I think often of that house in the French countryside that we stayed in during the summers when I was small. The cottage was made of stone and there was a great fireplace with some sort of iron apparatus over it. There was one great big room that served as dining, living room and kitchen. And then on either side of that great room there was a bedroom that one stepped up a few stairs into. Each bedroom was low and cozy. Mine was very small and contained little more than a bed, a small chest and a book shelf. Each night before falling asleep we read from 'Kra the Baboon.'

Outside there were little lizards - three different kinds - that crawled along the stone walls and sunned themselves. A little goldfish pond near the house and a larger pond farther away, close to the house where the princesses stayed.

Over the spring house there grew a plum tree. I would climb up on to the shingles of the spring house to pick the ripe, purple fruit and the juice would run down my face. Near the road the was an apple tree that I once ate from on my way back from the little town near by.

The little town had a puppet theater that I remember seeing shows at. And there was a little market that I visited with my father and bought a pair of slip-on, canvas, rope-soled shoes.

I remember these things so well. And yet I feel somewhat cheated for having gone so long without such places. I visited Paris again a few years ago for first time since I was very small. I stood in places that sent chills up my spine as I suddenly recalled standing in that very spot. Going to Paris as an adult was not a thing of discovery for me. It was a thing of remembrance. I left too soon and felt it keenly.

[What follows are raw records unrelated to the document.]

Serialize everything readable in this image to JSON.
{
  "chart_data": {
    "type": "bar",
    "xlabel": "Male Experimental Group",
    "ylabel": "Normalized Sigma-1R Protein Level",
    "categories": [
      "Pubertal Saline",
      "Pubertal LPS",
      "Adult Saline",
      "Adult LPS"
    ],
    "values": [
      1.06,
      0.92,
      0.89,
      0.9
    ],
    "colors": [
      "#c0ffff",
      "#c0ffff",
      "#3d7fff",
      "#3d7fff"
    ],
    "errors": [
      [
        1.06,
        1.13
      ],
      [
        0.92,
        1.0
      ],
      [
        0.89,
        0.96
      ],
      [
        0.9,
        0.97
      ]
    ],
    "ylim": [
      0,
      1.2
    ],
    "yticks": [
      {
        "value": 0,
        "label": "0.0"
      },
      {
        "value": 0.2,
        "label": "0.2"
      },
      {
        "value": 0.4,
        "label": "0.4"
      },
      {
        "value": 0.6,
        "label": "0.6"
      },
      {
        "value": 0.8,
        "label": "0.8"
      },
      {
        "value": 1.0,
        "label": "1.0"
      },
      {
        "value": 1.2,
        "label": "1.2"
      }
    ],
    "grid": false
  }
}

The smell of diesel from a passing bus still fills me with the sense of London as a child. The big double-decker buses. We would step aboard, grabbing the smooth, bright metal pole and sling ourselves up and then climb up the narrow, steep stairs to the second floor and if the seats were available (as they often were in the middle of the day) we would sit right up front.

A granola bar for a treat. A stroll along Portabello Road. I used my pathetic allowance to buy my father a pen shaped like a fish from a barrel of plastic fish pens amid a sea of used books and battered old furniture.

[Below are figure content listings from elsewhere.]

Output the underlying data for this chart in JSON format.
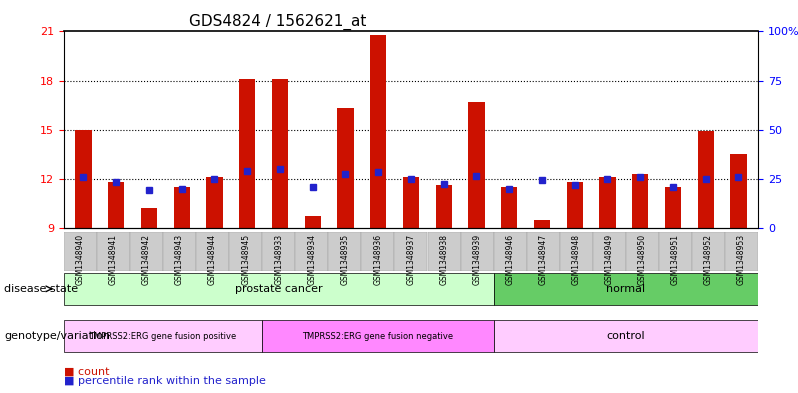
{
  "title": "GDS4824 / 1562621_at",
  "samples": [
    "GSM1348940",
    "GSM1348941",
    "GSM1348942",
    "GSM1348943",
    "GSM1348944",
    "GSM1348945",
    "GSM1348933",
    "GSM1348934",
    "GSM1348935",
    "GSM1348936",
    "GSM1348937",
    "GSM1348938",
    "GSM1348939",
    "GSM1348946",
    "GSM1348947",
    "GSM1348948",
    "GSM1348949",
    "GSM1348950",
    "GSM1348951",
    "GSM1348952",
    "GSM1348953"
  ],
  "red_bar_values": [
    15.0,
    11.8,
    10.2,
    11.5,
    12.1,
    18.1,
    18.1,
    9.7,
    16.3,
    20.8,
    12.1,
    11.6,
    16.7,
    11.5,
    9.5,
    11.8,
    12.1,
    12.3,
    11.5,
    14.9,
    13.5
  ],
  "blue_square_values": [
    12.1,
    11.8,
    11.3,
    11.4,
    12.0,
    12.5,
    12.6,
    11.5,
    12.3,
    12.4,
    12.0,
    11.7,
    12.2,
    11.4,
    11.9,
    11.6,
    12.0,
    12.1,
    11.5,
    12.0,
    12.1
  ],
  "ylim_left": [
    9,
    21
  ],
  "yticks_left": [
    9,
    12,
    15,
    18,
    21
  ],
  "yticks_right": [
    0,
    25,
    50,
    75,
    100
  ],
  "ytick_labels_right": [
    "0",
    "25",
    "50",
    "75",
    "100%"
  ],
  "hlines": [
    12,
    15,
    18
  ],
  "bar_color": "#cc1100",
  "square_color": "#2222cc",
  "bar_width": 0.5,
  "background_color": "#ffffff",
  "disease_state_labels": [
    {
      "label": "prostate cancer",
      "start": 0,
      "end": 12,
      "color": "#ccffcc"
    },
    {
      "label": "normal",
      "start": 13,
      "end": 20,
      "color": "#66cc66"
    }
  ],
  "genotype_labels": [
    {
      "label": "TMPRSS2:ERG gene fusion positive",
      "start": 0,
      "end": 5,
      "color": "#ffccff"
    },
    {
      "label": "TMPRSS2:ERG gene fusion negative",
      "start": 6,
      "end": 12,
      "color": "#ff88ff"
    },
    {
      "label": "control",
      "start": 13,
      "end": 20,
      "color": "#ffccff"
    }
  ],
  "legend_items": [
    {
      "label": "count",
      "color": "#cc1100",
      "marker": "s"
    },
    {
      "label": "percentile rank within the sample",
      "color": "#2222cc",
      "marker": "s"
    }
  ],
  "x_label_fontsize": 6.5,
  "tick_fontsize": 8,
  "title_fontsize": 11
}
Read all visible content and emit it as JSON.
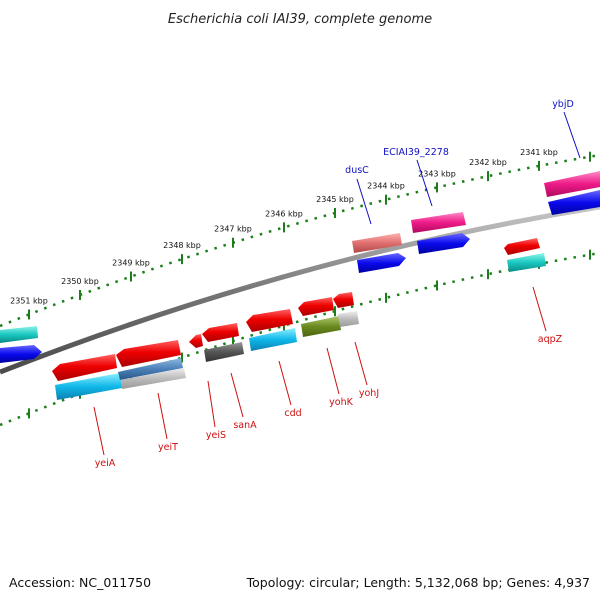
{
  "title": "Escherichia coli IAI39, complete genome",
  "footer": {
    "accession": "Accession: NC_011750",
    "summary": "Topology: circular; Length: 5,132,068 bp; Genes: 4,937"
  },
  "colors": {
    "top_label": "#1010c0",
    "bottom_label": "#cc1010",
    "tick": "#1a7f1a",
    "backbone": "#777777"
  },
  "ticks": [
    {
      "label": "2351 kbp"
    },
    {
      "label": "2350 kbp"
    },
    {
      "label": "2349 kbp"
    },
    {
      "label": "2348 kbp"
    },
    {
      "label": "2347 kbp"
    },
    {
      "label": "2346 kbp"
    },
    {
      "label": "2345 kbp"
    },
    {
      "label": "2344 kbp"
    },
    {
      "label": "2343 kbp"
    },
    {
      "label": "2342 kbp"
    },
    {
      "label": "2341 kbp"
    }
  ],
  "top_labels": [
    {
      "name": "dusC"
    },
    {
      "name": "ECIAI39_2278"
    },
    {
      "name": "ybjD"
    }
  ],
  "bottom_labels": [
    {
      "name": "yeiA"
    },
    {
      "name": "yeiT"
    },
    {
      "name": "yeiS"
    },
    {
      "name": "sanA"
    },
    {
      "name": "cdd"
    },
    {
      "name": "yohK"
    },
    {
      "name": "yohJ"
    },
    {
      "name": "aqpZ"
    }
  ]
}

It breaks my heart sometimes that I haven't been back to England since. It was my home for years. London still, absurdly, feels like home. And somehow in spite of being fully American I still cannot stay seated when I hear the first notes of 'God Save the Queen'.

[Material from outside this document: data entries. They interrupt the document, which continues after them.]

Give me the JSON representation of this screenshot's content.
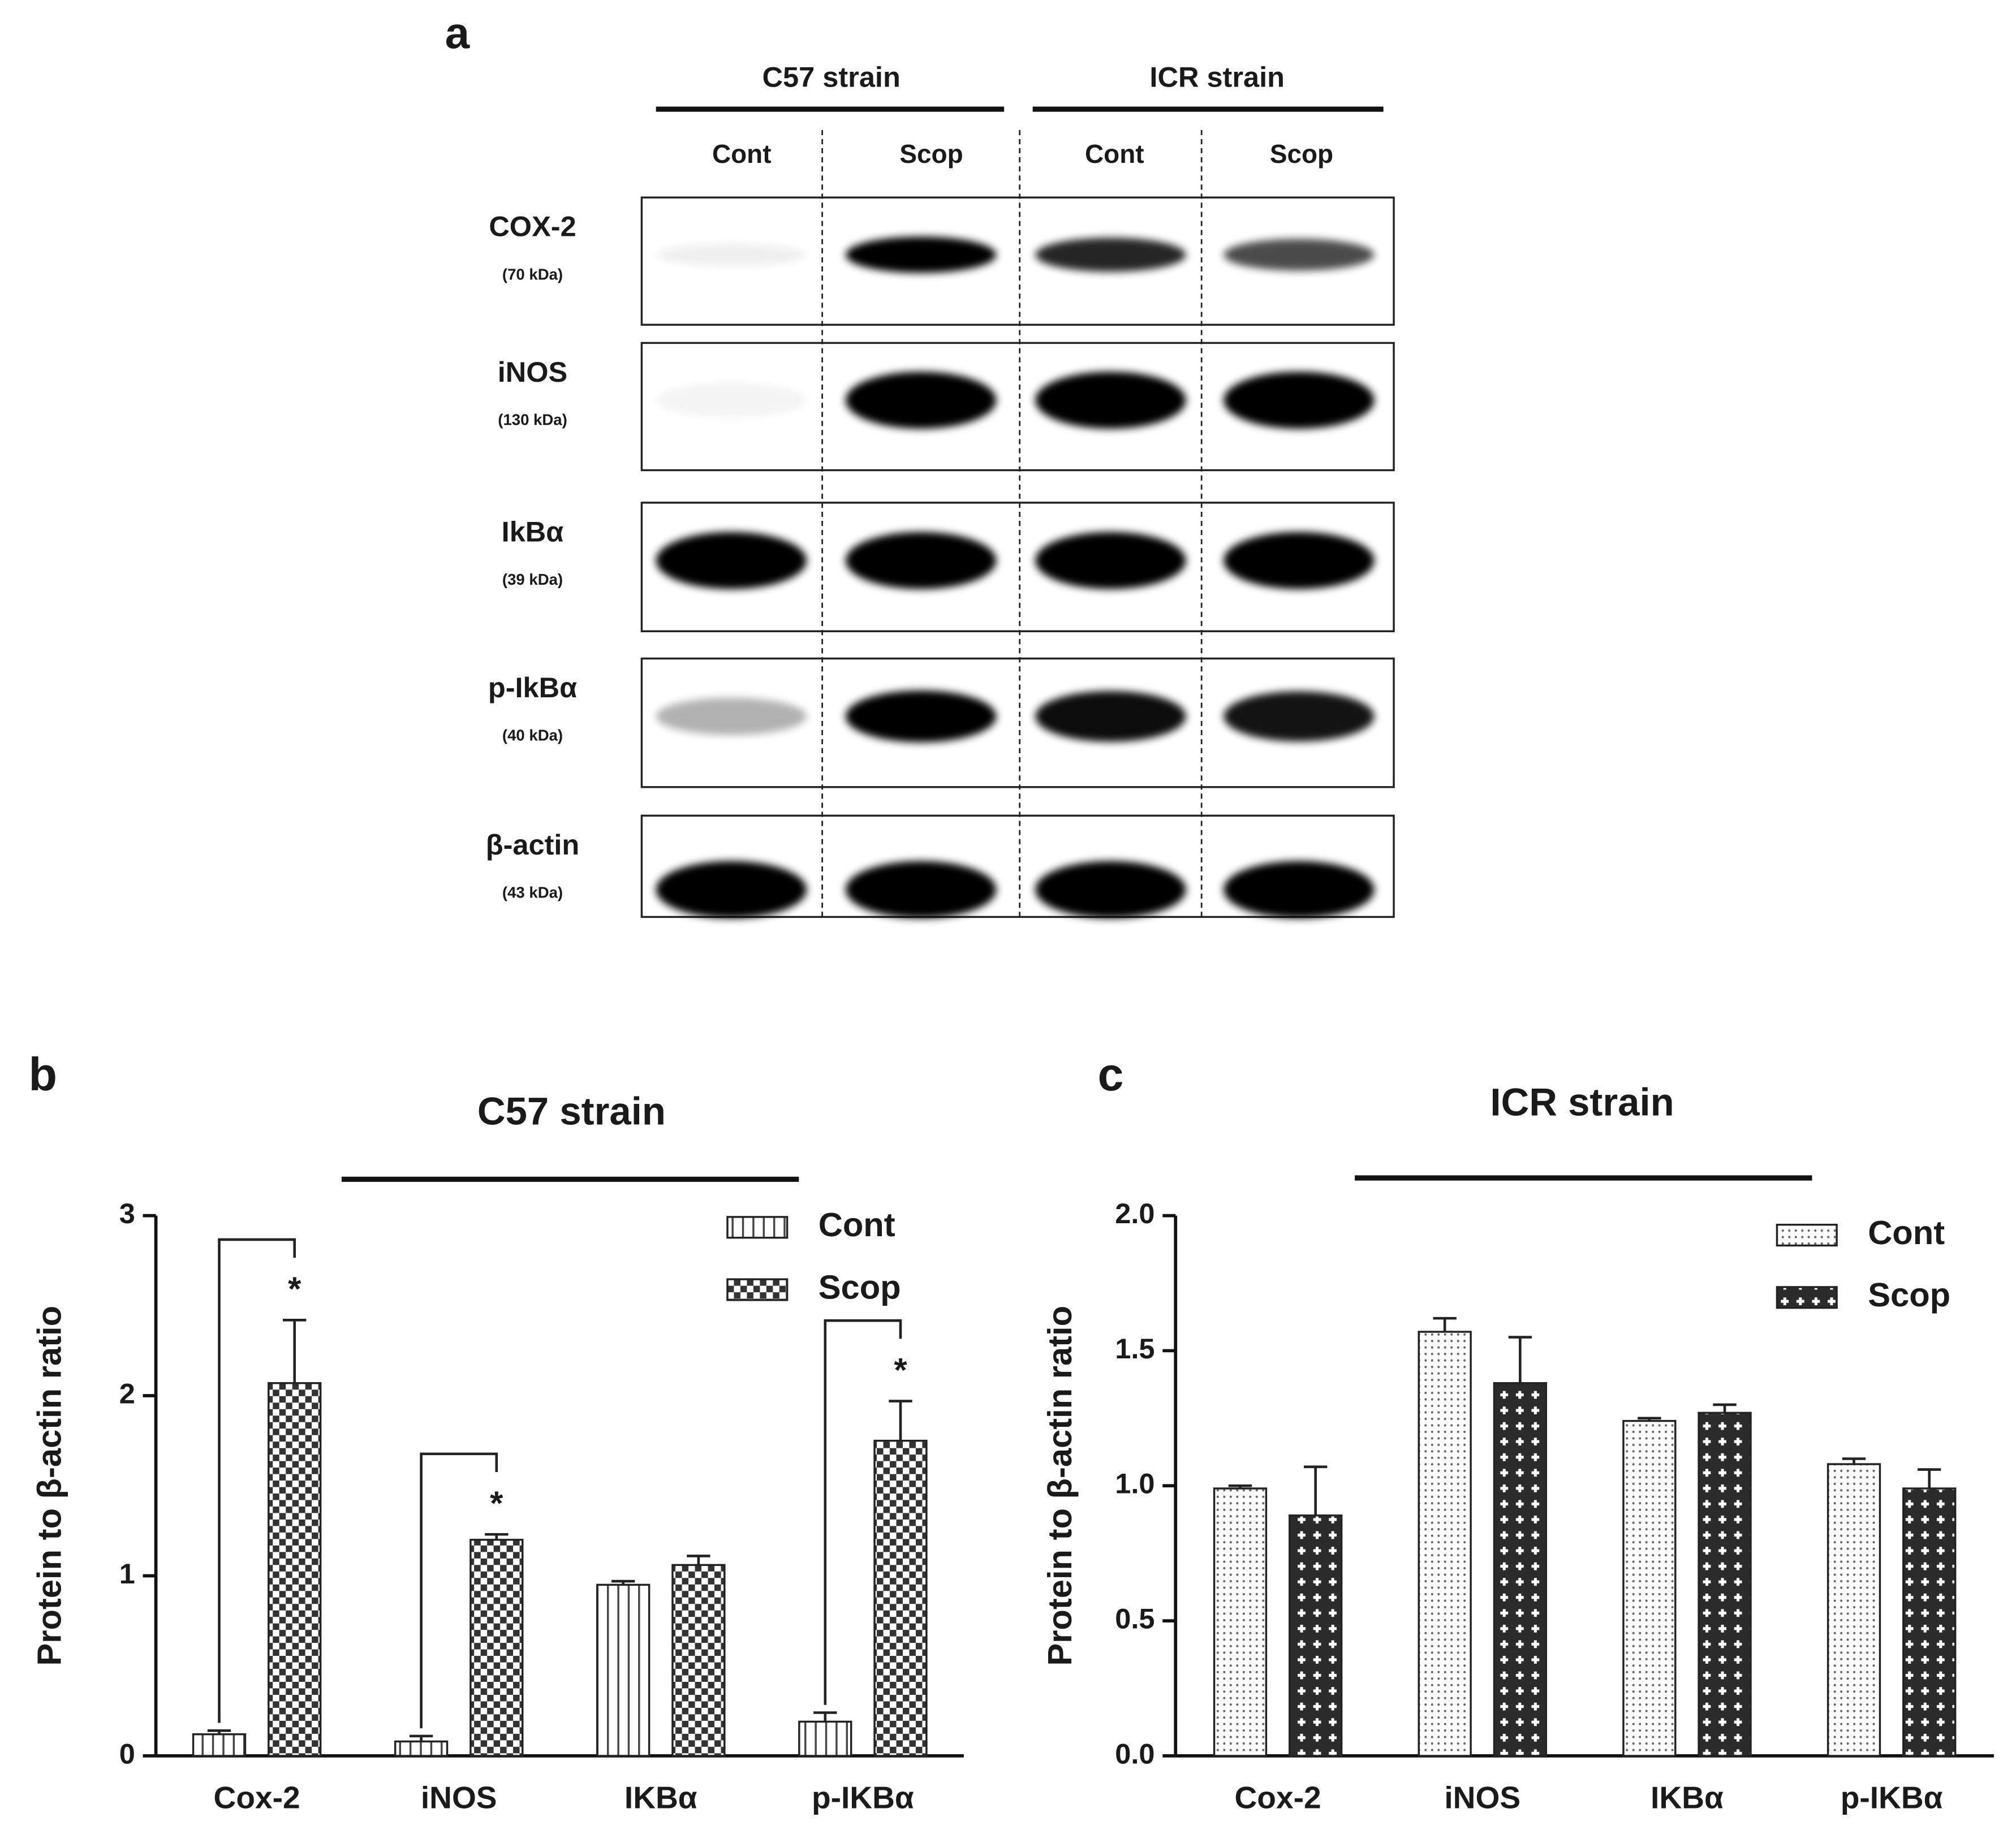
{
  "blot": {
    "panel": "a",
    "groups": [
      "C57 strain",
      "ICR strain"
    ],
    "lanes": [
      "Cont",
      "Scop",
      "Cont",
      "Scop"
    ],
    "rows": [
      {
        "protein": "COX-2",
        "size": "(70 kDa)"
      },
      {
        "protein": "iNOS",
        "size": "(130 kDa)"
      },
      {
        "protein": "IkBα",
        "size": "(39 kDa)"
      },
      {
        "protein": "p-IkBα",
        "size": "(40 kDa)"
      },
      {
        "protein": "β-actin",
        "size": "(43 kDa)"
      }
    ]
  },
  "chart_data": [
    {
      "type": "bar",
      "panel": "b",
      "title": "C57 strain",
      "y_label": "Protein to β-actin ratio",
      "categories": [
        "Cox-2",
        "iNOS",
        "IKBα",
        "p-IKBα"
      ],
      "series": [
        {
          "name": "Cont",
          "pattern": "vertical-stripes",
          "values": [
            0.12,
            0.08,
            0.95,
            0.19
          ],
          "errors": [
            0.02,
            0.03,
            0.02,
            0.05
          ]
        },
        {
          "name": "Scop",
          "pattern": "checker",
          "values": [
            2.07,
            1.2,
            1.06,
            1.75
          ],
          "errors": [
            0.35,
            0.03,
            0.05,
            0.22
          ]
        }
      ],
      "significance": [
        "*",
        "*",
        null,
        "*"
      ],
      "ylim": [
        0,
        3
      ],
      "yticks": [
        0,
        1,
        2,
        3
      ],
      "legend": "upper right"
    },
    {
      "type": "bar",
      "panel": "c",
      "title": "ICR strain",
      "y_label": "Protein to β-actin ratio",
      "categories": [
        "Cox-2",
        "iNOS",
        "IKBα",
        "p-IKBα"
      ],
      "series": [
        {
          "name": "Cont",
          "pattern": "dots",
          "values": [
            0.99,
            1.57,
            1.24,
            1.08
          ],
          "errors": [
            0.01,
            0.05,
            0.01,
            0.02
          ]
        },
        {
          "name": "Scop",
          "pattern": "crosses",
          "values": [
            0.89,
            1.38,
            1.27,
            0.99
          ],
          "errors": [
            0.18,
            0.17,
            0.03,
            0.07
          ]
        }
      ],
      "ylim": [
        0,
        2
      ],
      "yticks": [
        {
          "value": 0,
          "label": "0.0"
        },
        0.5,
        {
          "value": 1,
          "label": "1.0"
        },
        1.5,
        {
          "value": 2,
          "label": "2.0"
        }
      ],
      "legend": "upper right"
    }
  ]
}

I am bound to that city and to that country forever. I was there when it happened. A bandstand full of green uniforms and horns exploded one day as I walked home from preschool.

British friends of mine today roll their eyes at little things I say in support of the crown. They just assume that its some sort of typical American romanticism of the monarchy. I've never explained it all to any of them. Some know that I live in London but they don't know about it all. That I was there with the canvas curtains being pulled up around the bloody bandstand. That I was part of it all in my small way when we were attacked. And I was there looking out of a window as the royal wedding passed with Diana in her dress. I was there to see the queen in her green dress and hat when the ground was broken for the new Lloyds building.

And there was a little girl I knew who lived along the way home from school and she would open her window on the second floor and never speak as we passed but she would cross her arms on the windowsill and rest her chin and look at me as I walked by.

Women, I find, have changed little since that time.